Television rotted the brains of a good portion of the boomer generation. Ditto for garbage like People magazine. If you watch some old TV ads from the 80s, it’s scary at how bad they are. The variety of content from modern, connected platforms definitely can be harmful but it leaves people less susceptible to manipulation than a dozen TV stations and yellow journalism.
> it leaves people less susceptible to manipulation
less ?
We went from a few selected and hand crafted local propaganda sources to world wide fully automated propaganda machines...
If I had to choose I'd chose the former personally. Information is always opinionated but i'd rather have my local flavor of propaganda over 3 channels and 2 newspapers rather than having foreign propaganda from all around the world drilling in the heads of my neighbours and family members 24/7.
Yet anti-war protests were orders of magnitude stronger in the 1980s, Iran Contra was treated like real scandal [1] and politicians occasionally had to resign for misbehavior.
Political awareness was much stronger than now and economic issues had far more screen time.
The legacy media was better though than now, despite obvious missteps like hyping up the second Iraq war.
[1] No one would care these days about old weapons being sold to Iran to finance a coup in, say, Venezuela. Of course one would use a coin scam to generate slush funds nowadays.

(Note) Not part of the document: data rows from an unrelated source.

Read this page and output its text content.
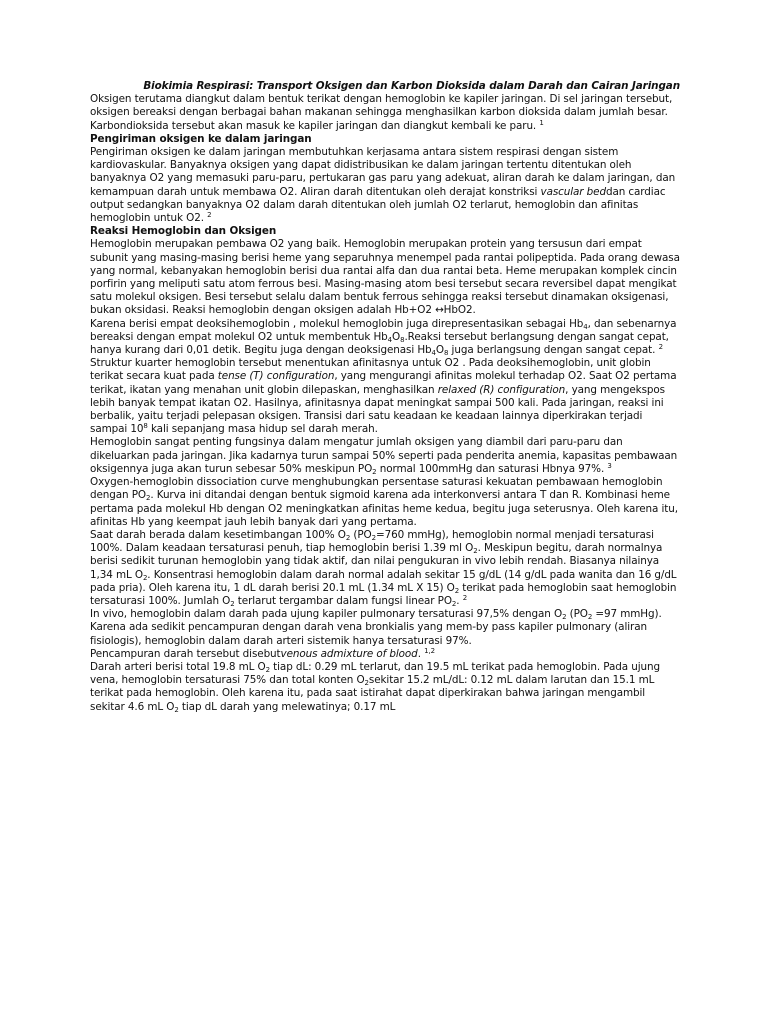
Biokimia Respirasi: Transport Oksigen dan Karbon Dioksida dalam Darah dan Cairan Jaringan

Oksigen terutama diangkut dalam bentuk terikat dengan hemoglobin ke kapiler jaringan. Di sel jaringan tersebut, oksigen bereaksi dengan berbagai bahan makanan sehingga menghasilkan karbon dioksida dalam jumlah besar. Karbondioksida tersebut akan masuk ke kapiler jaringan dan diangkut kembali ke paru. $^1$

Pengiriman oksigen ke dalam jaringan

Pengiriman oksigen ke dalam jaringan membutuhkan kerjasama antara sistem respirasi dengan sistem kardiovaskular. Banyaknya oksigen yang dapat didistribusikan ke dalam jaringan tertentu ditentukan oleh banyaknya O2 yang memasuki paru-paru, pertukaran gas paru yang adekuat, aliran darah ke dalam jaringan, dan kemampuan darah untuk membawa O2. Aliran darah ditentukan oleh derajat konstriksi vascular beddan cardiac output sedangkan banyaknya O2 dalam darah ditentukan oleh jumlah O2 terlarut, hemoglobin dan afinitas hemoglobin untuk O2. $^2$

Reaksi Hemoglobin dan Oksigen

Hemoglobin merupakan pembawa O2 yang baik. Hemoglobin merupakan protein yang tersusun dari empat subunit yang masing-masing berisi heme yang separuhnya menempel pada rantai polipeptida. Pada orang dewasa yang normal, kebanyakan hemoglobin berisi dua rantai alfa dan dua rantai beta. Heme merupakan komplek cincin porfirin yang meliputi satu atom ferrous besi. Masing-masing atom besi tersebut secara reversibel dapat mengikat satu molekul oksigen. Besi tersebut selalu dalam bentuk ferrous sehingga reaksi tersebut dinamakan oksigenasi, bukan oksidasi. Reaksi hemoglobin dengan oksigen adalah Hb+O2 ↔HbO2.

Karena berisi empat deoksihemoglobin , molekul hemoglobin juga direpresentasikan sebagai $Hb_4$, dan sebenarnya bereaksi dengan empat molekul O2 untuk membentuk $Hb_4O_8.Reaksi$ tersebut berlangsung dengan sangat cepat, hanya kurang dari 0,01 detik. Begitu juga dengan deoksigenasi $Hb_4O_8$ juga berlangsung dengan sangat cepat. $^2$

Struktur kuarter hemoglobin tersebut menentukan afinitasnya untuk O2 . Pada deoksihemoglobin, unit globin terikat secara kuat pada tense (T) configuration, yang mengurangi afinitas molekul terhadap O2. Saat O2 pertama terikat, ikatan yang menahan unit globin dilepaskan, menghasilkan relaxed (R) configuration, yang mengekspos lebih banyak tempat ikatan O2. Hasilnya, afinitasnya dapat meningkat sampai 500 kali. Pada jaringan, reaksi ini berbalik, yaitu terjadi pelepasan oksigen. Transisi dari satu keadaan ke keadaan lainnya diperkirakan terjadi sampai $10^8$ kali sepanjang masa hidup sel darah merah.

Hemoglobin sangat penting fungsinya dalam mengatur jumlah oksigen yang diambil dari paru-paru dan dikeluarkan pada jaringan. Jika kadarnya turun sampai 50% seperti pada penderita anemia, kapasitas pembawaan oksigennya juga akan turun sebesar 50% meskipun $PO_2$ normal 100mmHg dan saturasi Hbnya 97%. $^3$

Oxygen-hemoglobin dissociation curve menghubungkan persentase saturasi kekuatan pembawaan hemoglobin dengan $PO_2$. Kurva ini ditandai dengan bentuk sigmoid karena ada interkonversi antara T dan R. Kombinasi heme pertama pada molekul Hb dengan O2 meningkatkan afinitas heme kedua, begitu juga seterusnya. Oleh karena itu, afinitas Hb yang keempat jauh lebih banyak dari yang pertama.

Saat darah berada dalam kesetimbangan 100% $O_2$ ($PO_2=760$ mmHg), hemoglobin normal menjadi tersaturasi 100%. Dalam keadaan tersaturasi penuh, tiap hemoglobin berisi 1.39 ml $O_2$. Meskipun begitu, darah normalnya berisi sedikit turunan hemoglobin yang tidak aktif, dan nilai pengukuran in vivo lebih rendah. Biasanya nilainya 1,34 mL $O_2$. Konsentrasi hemoglobin dalam darah normal adalah sekitar 15 g/dL (14 g/dL pada wanita dan 16 g/dL pada pria). Oleh karena itu, 1 dL darah berisi 20.1 mL (1.34 mL X 15) $O_2$ terikat pada hemoglobin saat hemoglobin tersaturasi 100%. Jumlah $O_2$ terlarut tergambar dalam fungsi linear $PO_2$. $^2$

In vivo, hemoglobin dalam darah pada ujung kapiler pulmonary tersaturasi 97,5% dengan $O_2$ ($PO_2 =97$ mmHg). Karena ada sedikit pencampuran dengan darah vena bronkialis yang mem-by pass kapiler pulmonary (aliran fisiologis), hemoglobin dalam darah arteri sistemik hanya tersaturasi 97%.

Pencampuran darah tersebut disebutvenous admixture of blood. $^{1,2}$

Darah arteri berisi total 19.8 mL $O_2$ tiap dL: 0.29 mL terlarut, dan 19.5 mL terikat pada hemoglobin. Pada ujung vena, hemoglobin tersaturasi 75% dan total konten $O_2sekitar$ 15.2 mL/dL: 0.12 mL dalam larutan dan 15.1 mL terikat pada hemoglobin. Oleh karena itu, pada saat istirahat dapat diperkirakan bahwa jaringan mengambil sekitar 4.6 mL $O_2$ tiap dL darah yang melewatinya; 0.17 mL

What is the argument being made here? That we've done stupid and damaging things to our brains in the past so we just stop worrying and just double down?
As dumb as People magazine is/was, it is not algorithmically optimized to hook its readers through constant notifications and rewards. I'd say social media has the edge in terms of its ability to cause sleep deprivation, cognitive fragmentation, and addiction, especially in kids.
Past media may have prepped us with some brain rot that's now causing people to prostrate themselves to the tech giants in exchange for not having to work as hard. But that doesn't mean that an acceleration of social media, slop, and loss of transparency on the information we take in isn't going to be extremely worse.
Exactly. The article should just say “Mass consumption of media causes brain rot” because since 1900 that’s all it’s doing.
Radio programs that caused mass hysteria. TV advertising that caused people to cook plastics into their food. The advertisements for hair loss. For ED. For testosterone, for bunions, warts, insomnia, apnea, eczema, droopy eye, eye bags, teeth, dogs teeth, cats bum, extended car warranty, leasing a car, phones, computers, vbros, and all those TikTok “hacks” which are just mcguyver poor people hacks.